A planning permission for “a restaurant and an overlying bar area” was issued by the Environment and Planning Commission on premises located in the residential periphery of Rabat, facing the secondary town centre. In its justification, the Commission held that the proposal was in line with Policy NWCM 1 of the North West Local Plan.

Following the decision, a number of objectors filed an appeal before the Environment and Planning Review Tribunal, insisting that the permit should be revoked. In their submissions, the objectors argued that the premises are located in a corner, facing the secondary town centre on one side and the residential zone on the other. Additionally, the aggregate commercial area totalled an aggregate of 400 square metres. This meant that the applicant was also required to provide 23 car parking spaces. The Authority was blamed for failing to undertake a diligent policy assessment and permitting intensive commercial use to the detriment of the residents.

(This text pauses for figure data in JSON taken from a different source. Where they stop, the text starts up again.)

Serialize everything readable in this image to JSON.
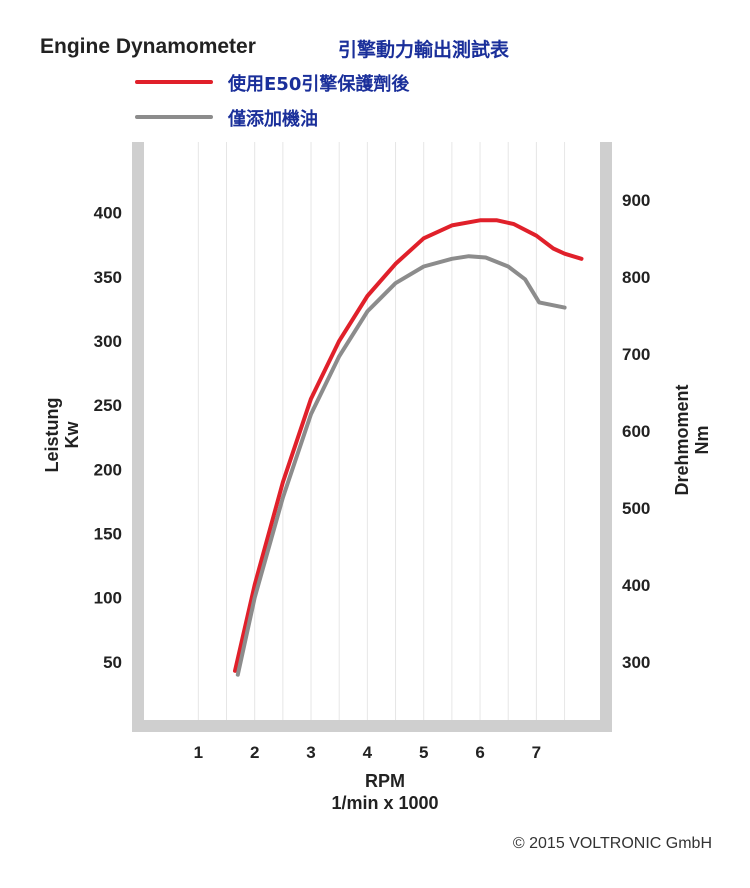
{
  "header": {
    "title_en": "Engine Dynamometer",
    "title_zh": "引擎動力輸出測試表"
  },
  "colors": {
    "series_red": "#e0202a",
    "series_gray": "#8c8c8c",
    "frame": "#cfcfcf",
    "grid": "#e6e6e6",
    "label_blue": "#1a2f9a"
  },
  "chart_data": {
    "type": "line",
    "xlabel": "RPM",
    "xlabel_unit": "1/min x 1000",
    "ylabel_left": "Leistung",
    "ylabel_left_unit": "Kw",
    "ylabel_right": "Drehmoment",
    "ylabel_right_unit": "Nm",
    "x_ticks": [
      1,
      2,
      3,
      4,
      5,
      6,
      7
    ],
    "y_left_ticks": [
      50,
      100,
      150,
      200,
      250,
      300,
      350,
      400
    ],
    "y_right_ticks": [
      300,
      400,
      500,
      600,
      700,
      800,
      900
    ],
    "xlim": [
      0.0,
      8.2
    ],
    "ylim_left": [
      0,
      455
    ],
    "grid": true,
    "legend_position": "top-left",
    "series": [
      {
        "name": "使用E50引擎保護劑後",
        "color": "#e0202a",
        "x": [
          1.65,
          2.0,
          2.5,
          3.0,
          3.5,
          4.0,
          4.5,
          5.0,
          5.5,
          6.0,
          6.3,
          6.6,
          7.0,
          7.3,
          7.5,
          7.8
        ],
        "y": [
          43,
          110,
          190,
          255,
          300,
          335,
          360,
          380,
          390,
          394,
          394,
          391,
          382,
          372,
          368,
          364
        ]
      },
      {
        "name": "僅添加機油",
        "color": "#8c8c8c",
        "x": [
          1.7,
          2.0,
          2.5,
          3.0,
          3.5,
          4.0,
          4.5,
          5.0,
          5.5,
          5.8,
          6.1,
          6.5,
          6.8,
          7.05,
          7.5
        ],
        "y": [
          40,
          100,
          178,
          243,
          288,
          323,
          345,
          358,
          364,
          366,
          365,
          358,
          348,
          330,
          326
        ]
      }
    ]
  },
  "footer": {
    "copyright": "© 2015 VOLTRONIC GmbH"
  }
}
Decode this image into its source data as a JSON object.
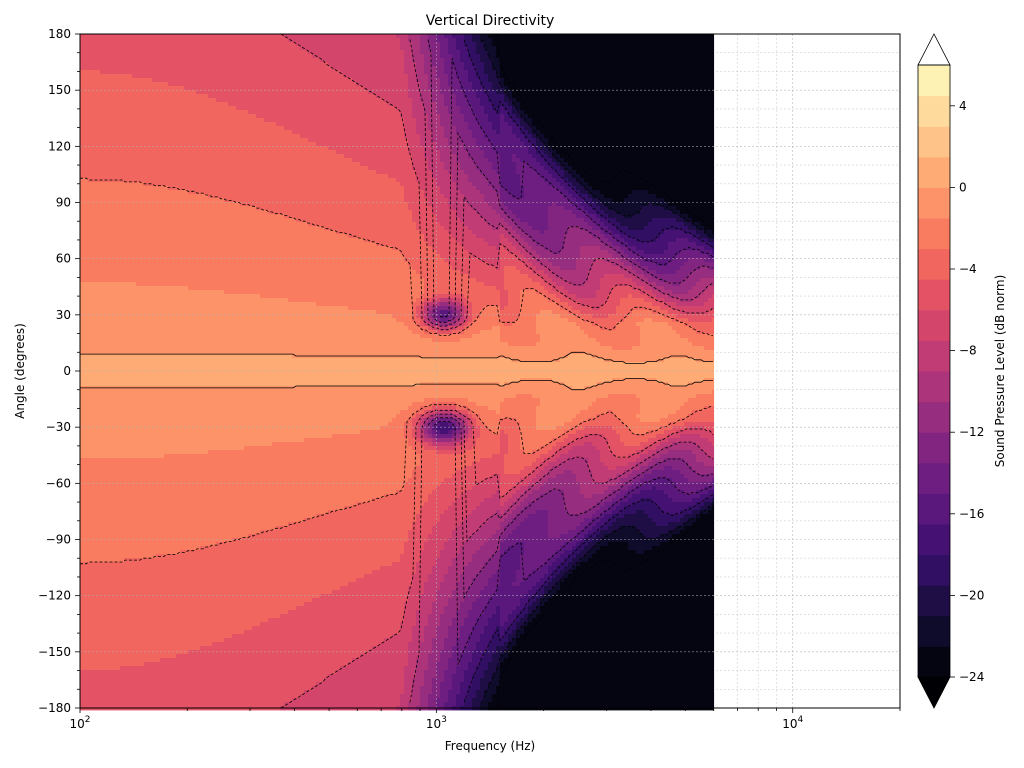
{
  "chart_data": {
    "type": "heatmap",
    "title": "Vertical Directivity",
    "xlabel": "Frequency (Hz)",
    "ylabel": "Angle (degrees)",
    "x_scale": "log",
    "xlim": [
      100,
      20000
    ],
    "ylim": [
      -180,
      180
    ],
    "data_x_max": 6000,
    "x_ticks": [
      {
        "value": 100,
        "base": "10",
        "exp": "2"
      },
      {
        "value": 1000,
        "base": "10",
        "exp": "3"
      },
      {
        "value": 10000,
        "base": "10",
        "exp": "4"
      }
    ],
    "y_ticks": [
      180,
      150,
      120,
      90,
      60,
      30,
      0,
      -30,
      -60,
      -90,
      -120,
      -150,
      -180
    ],
    "y_tick_labels": [
      "180",
      "150",
      "120",
      "90",
      "60",
      "30",
      "0",
      "−30",
      "−60",
      "−90",
      "−120",
      "−150",
      "−180"
    ],
    "grid": true,
    "colormap": "magma",
    "colorbar": {
      "label": "Sound Pressure Level (dB norm)",
      "min": -24,
      "max": 6,
      "step": 1.5,
      "extend": "both",
      "ticks": [
        4,
        0,
        -4,
        -8,
        -12,
        -16,
        -20,
        -24
      ],
      "tick_labels": [
        "4",
        "0",
        "−4",
        "−8",
        "−12",
        "−16",
        "−20",
        "−24"
      ]
    },
    "contour_levels": [
      0,
      -3,
      -6,
      -9,
      -12,
      -15,
      -18,
      -21,
      -24
    ],
    "features": {
      "on_axis_level_db": 0,
      "null_angles_deg": [
        30,
        -30
      ],
      "null_frequency_hz": 1050,
      "null_depth_db": -20
    }
  },
  "colors": {
    "background": "#ffffff",
    "grid": "#b0b0b0",
    "contour": "#000000",
    "magma_stops": [
      "#000004",
      "#140e36",
      "#3b0f70",
      "#641a80",
      "#8c2981",
      "#b73779",
      "#de4968",
      "#f7705c",
      "#fe9f6d",
      "#fecf92",
      "#fcfdbf"
    ]
  }
}
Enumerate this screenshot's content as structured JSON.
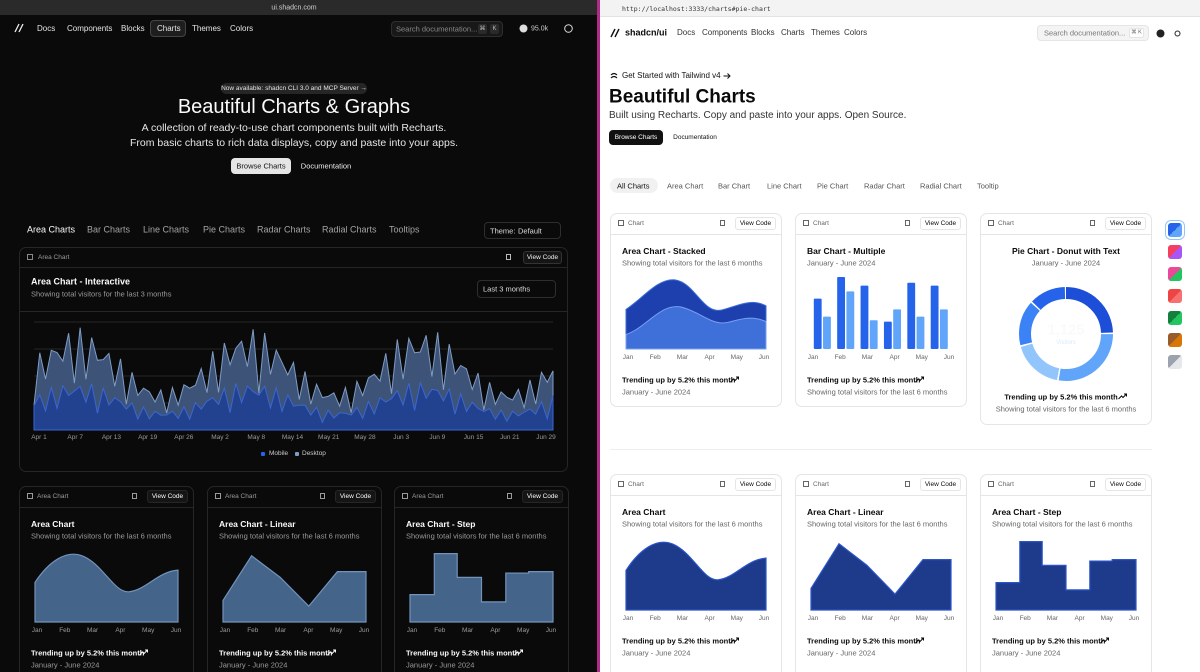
{
  "left": {
    "url": "ui.shadcn.com",
    "nav": [
      "Docs",
      "Components",
      "Blocks",
      "Charts",
      "Themes",
      "Colors"
    ],
    "search": "Search documentation...",
    "search_keys": [
      "⌘",
      "K"
    ],
    "stars": "95.0k",
    "badge": "Now available: shadcn CLI 3.0 and MCP Server →",
    "title": "Beautiful Charts & Graphs",
    "subtitle": [
      "A collection of ready-to-use chart components built with Recharts.",
      "From basic charts to rich data displays, copy and paste into your apps."
    ],
    "buttons": [
      "Browse Charts",
      "Documentation"
    ],
    "tabs": [
      "Area Charts",
      "Bar Charts",
      "Line Charts",
      "Pie Charts",
      "Radar Charts",
      "Radial Charts",
      "Tooltips"
    ],
    "theme_label": "Theme:",
    "theme_value": "Default",
    "interactive": {
      "header": "Area Chart",
      "view_code": "View Code",
      "title": "Area Chart - Interactive",
      "description": "Showing total visitors for the last 3 months",
      "select": "Last 3 months",
      "x_labels": [
        "Apr 1",
        "Apr 7",
        "Apr 13",
        "Apr 19",
        "Apr 26",
        "May 2",
        "May 8",
        "May 14",
        "May 21",
        "May 28",
        "Jun 3",
        "Jun 9",
        "Jun 15",
        "Jun 21",
        "Jun 29"
      ],
      "legend": [
        "Mobile",
        "Desktop"
      ]
    },
    "cards": [
      {
        "header": "Area Chart",
        "view_code": "View Code",
        "title": "Area Chart",
        "description": "Showing total visitors for the last 6 months",
        "x_labels": [
          "Jan",
          "Feb",
          "Mar",
          "Apr",
          "May",
          "Jun"
        ],
        "footer": "Trending up by 5.2% this month",
        "footer_sub": "January - June 2024"
      },
      {
        "header": "Area Chart",
        "view_code": "View Code",
        "title": "Area Chart - Linear",
        "description": "Showing total visitors for the last 6 months",
        "x_labels": [
          "Jan",
          "Feb",
          "Mar",
          "Apr",
          "May",
          "Jun"
        ],
        "footer": "Trending up by 5.2% this month",
        "footer_sub": "January - June 2024"
      },
      {
        "header": "Area Chart",
        "view_code": "View Code",
        "title": "Area Chart - Step",
        "description": "Showing total visitors for the last 6 months",
        "x_labels": [
          "Jan",
          "Feb",
          "Mar",
          "Apr",
          "May",
          "Jun"
        ],
        "footer": "Trending up by 5.2% this month",
        "footer_sub": "January - June 2024"
      }
    ]
  },
  "right": {
    "url": "http://localhost:3333/charts#pie-chart",
    "brand": "shadcn/ui",
    "nav": [
      "Docs",
      "Components",
      "Blocks",
      "Charts",
      "Themes",
      "Colors"
    ],
    "search": "Search documentation...",
    "search_keys": "⌘ K",
    "announcement": "Get Started with Tailwind v4",
    "title": "Beautiful Charts",
    "subtitle": "Built using Recharts. Copy and paste into your apps. Open Source.",
    "buttons": [
      "Browse Charts",
      "Documentation"
    ],
    "tabs": [
      "All Charts",
      "Area Chart",
      "Bar Chart",
      "Line Chart",
      "Pie Chart",
      "Radar Chart",
      "Radial Chart",
      "Tooltip"
    ],
    "cards": [
      {
        "header": "Chart",
        "view_code": "View Code",
        "title": "Area Chart - Stacked",
        "description": "Showing total visitors for the last 6 months",
        "x_labels": [
          "Jan",
          "Feb",
          "Mar",
          "Apr",
          "May",
          "Jun"
        ],
        "footer": "Trending up by 5.2% this month",
        "footer_sub": "January - June 2024"
      },
      {
        "header": "Chart",
        "view_code": "View Code",
        "title": "Bar Chart - Multiple",
        "description": "January - June 2024",
        "x_labels": [
          "Jan",
          "Feb",
          "Mar",
          "Apr",
          "May",
          "Jun"
        ],
        "footer": "Trending up by 5.2% this month",
        "footer_sub": "Showing total visitors for the last 6 months"
      },
      {
        "header": "Chart",
        "view_code": "View Code",
        "title": "Pie Chart - Donut with Text",
        "description": "January - June 2024",
        "center_value": "1,125",
        "center_label": "Visitors",
        "footer": "Trending up by 5.2% this month",
        "footer_sub": "Showing total visitors for the last 6 months"
      },
      {
        "header": "Chart",
        "view_code": "View Code",
        "title": "Area Chart",
        "description": "Showing total visitors for the last 6 months",
        "x_labels": [
          "Jan",
          "Feb",
          "Mar",
          "Apr",
          "May",
          "Jun"
        ],
        "footer": "Trending up by 5.2% this month",
        "footer_sub": "January - June 2024"
      },
      {
        "header": "Chart",
        "view_code": "View Code",
        "title": "Area Chart - Linear",
        "description": "Showing total visitors for the last 6 months",
        "x_labels": [
          "Jan",
          "Feb",
          "Mar",
          "Apr",
          "May",
          "Jun"
        ],
        "footer": "Trending up by 5.2% this month",
        "footer_sub": "January - June 2024"
      },
      {
        "header": "Chart",
        "view_code": "View Code",
        "title": "Area Chart - Step",
        "description": "Showing total visitors for the last 6 months",
        "x_labels": [
          "Jan",
          "Feb",
          "Mar",
          "Apr",
          "May",
          "Jun"
        ],
        "footer": "Trending up by 5.2% this month",
        "footer_sub": "January - June 2024"
      }
    ]
  }
}
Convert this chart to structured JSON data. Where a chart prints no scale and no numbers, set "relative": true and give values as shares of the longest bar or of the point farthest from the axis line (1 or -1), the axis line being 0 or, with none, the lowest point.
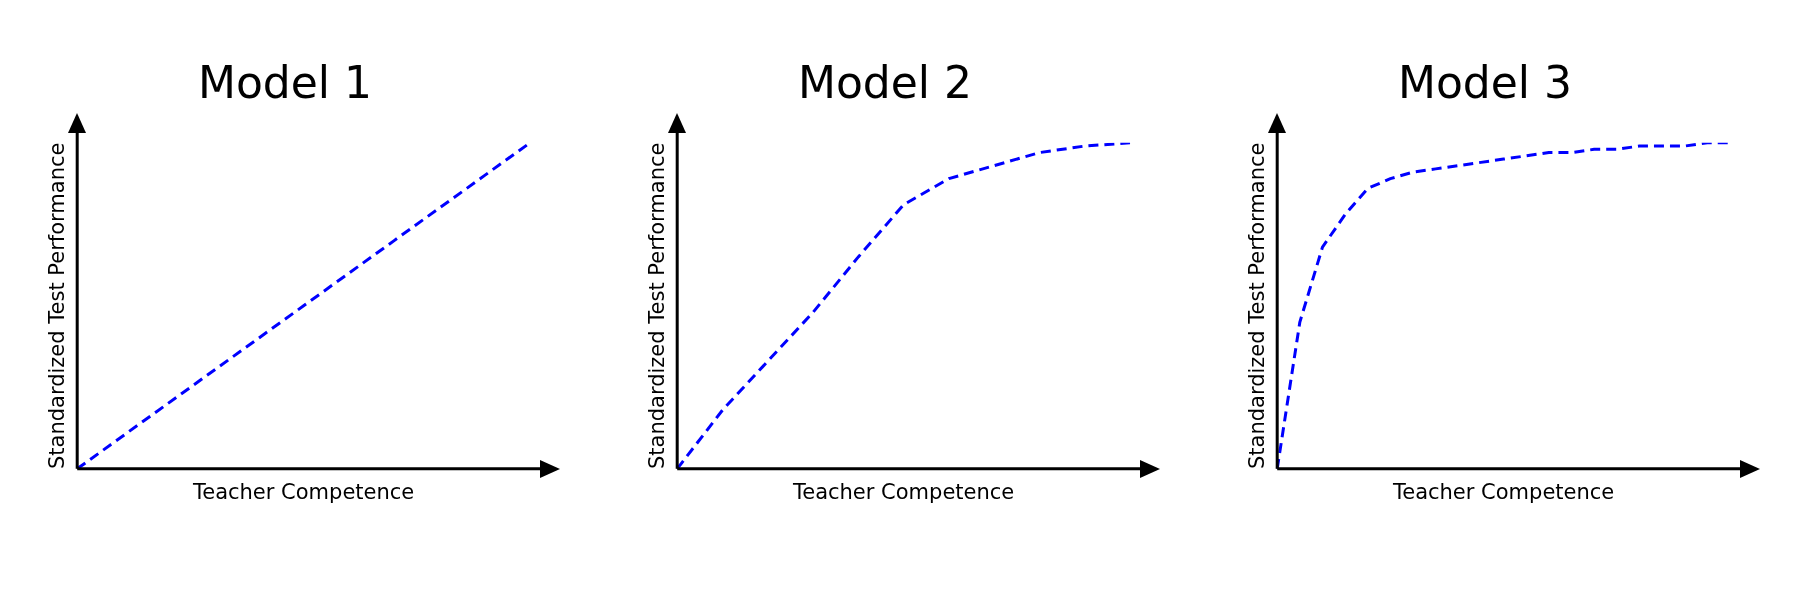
{
  "chart_data": [
    {
      "type": "line",
      "title": "Model 1",
      "xlabel": "Teacher Competence",
      "ylabel": "Standardized Test Performance",
      "relative": true,
      "line_style": "dashed",
      "marker": "none",
      "categories": [
        null,
        null,
        null,
        null,
        null,
        null,
        null,
        null,
        null,
        null,
        null
      ],
      "series": [
        {
          "color": "#0000ff",
          "values": [
            0,
            0.1,
            0.2,
            0.3,
            0.4,
            0.5,
            0.6,
            0.7,
            0.8,
            0.9,
            1
          ]
        }
      ]
    },
    {
      "type": "line",
      "title": "Model 2",
      "xlabel": "Teacher Competence",
      "ylabel": "Standardized Test Performance",
      "relative": true,
      "line_style": "dashed",
      "marker": "none",
      "categories": [
        null,
        null,
        null,
        null,
        null,
        null,
        null,
        null,
        null,
        null,
        null
      ],
      "series": [
        {
          "color": "#0000ff",
          "values": [
            0,
            0.18,
            0.33,
            0.48,
            0.65,
            0.81,
            0.89,
            0.93,
            0.97,
            0.99,
            1
          ]
        }
      ]
    },
    {
      "type": "line",
      "title": "Model 3",
      "xlabel": "Teacher Competence",
      "ylabel": "Standardized Test Performance",
      "relative": true,
      "line_style": "dashed",
      "marker": "none",
      "categories": [
        null,
        null,
        null,
        null,
        null,
        null,
        null,
        null,
        null,
        null,
        null,
        null,
        null,
        null,
        null,
        null,
        null,
        null,
        null,
        null,
        null
      ],
      "series": [
        {
          "color": "#0000ff",
          "values": [
            0,
            0.45,
            0.68,
            0.78,
            0.86,
            0.89,
            0.91,
            0.92,
            0.93,
            0.94,
            0.95,
            0.96,
            0.97,
            0.97,
            0.98,
            0.98,
            0.99,
            0.99,
            0.99,
            1,
            1
          ]
        }
      ]
    }
  ]
}
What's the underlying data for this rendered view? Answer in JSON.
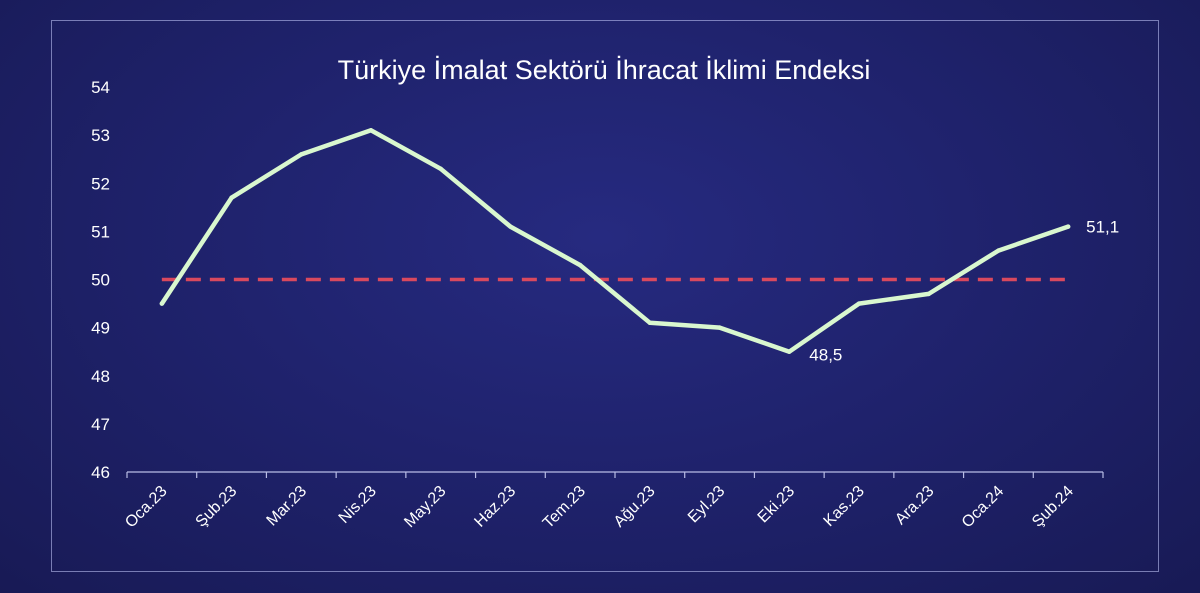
{
  "colors": {
    "background": "#1e2169",
    "line": "#d9f7cf",
    "reference_line": "#d9495e",
    "axis": "#b9bde6",
    "text": "#ffffff"
  },
  "chart_data": {
    "type": "line",
    "title": "Türkiye İmalat Sektörü İhracat İklimi Endeksi",
    "categories": [
      "Oca.23",
      "Şub.23",
      "Mar.23",
      "Nis.23",
      "May.23",
      "Haz.23",
      "Tem.23",
      "Ağu.23",
      "Eyl.23",
      "Eki.23",
      "Kas.23",
      "Ara.23",
      "Oca.24",
      "Şub.24"
    ],
    "series": [
      {
        "values": [
          49.5,
          51.7,
          52.6,
          53.1,
          52.3,
          51.1,
          50.3,
          49.1,
          49.0,
          48.5,
          49.5,
          49.7,
          50.6,
          51.1
        ]
      }
    ],
    "reference_line": {
      "value": 50,
      "style": "dashed"
    },
    "data_labels": [
      {
        "index": 9,
        "text": "48,5"
      },
      {
        "index": 13,
        "text": "51,1"
      }
    ],
    "yticks": [
      "46",
      "47",
      "48",
      "49",
      "50",
      "51",
      "52",
      "53",
      "54"
    ],
    "ylim": [
      46,
      54
    ],
    "grid": false,
    "legend": "none"
  }
}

To back his arguments, the lawyer representing the objectors made reference to a number of recent court judgments, where it was held that decision makers may not choose to adopt a “selective approach”, insisting that planning policies need to be assessed “in their entirety”.

In reaction, the case officer countered by stating that Policy NWCM1 “does not limit the use as a restaurant to just ground floor level.” The officer added that “the necessary studies have been carried out and were considered to address the concerns by the neighbours”. For a fact, the applicant had commissioned an engineer to prepare a fire safety and ventilation report showing that any fumes generated in the cooking area would be extracted by means of a flue. Concluding, the officer underlined that the flue design is in line with Policy 15.5 of DC2007 in that it shall not terminate in a shaft or yard serving residential properties or within four metres of windows of any residential property or adjoining roof.

 On his part, the applicant maintained that the area is committed with similar commercial development. Indeed, reference was made to a number of permits for catering establishments which were issued by the Authority in the vicinity on the grounds that parking is available in the area. As a final remark, the applicant pointed out that policy FL-GNRL-1 (found in the “Partial Review of Subsidiary Plans: General Policy relating to Regeneration/Consolidation Initiatives” policy) allows decision makers to depart from established policies where a site is surrounded by heavy commercial commitment.

In its assessment, the Tribunal observed that food and drink outlets are specifically allowed in Secondary Town Centres. Moreover, the Tribunal noted that in the case of Urban Conservation Areas (such as in this case), there is no limitation as to the extent of allowable commercial use as long as any prospective interventions comply with the general conservation objectives. 

Against this background, the Tribunal rejected the third party appeal, however subject to the applicant submitting an updated noise mitigation report over the signature of a warranted engineer.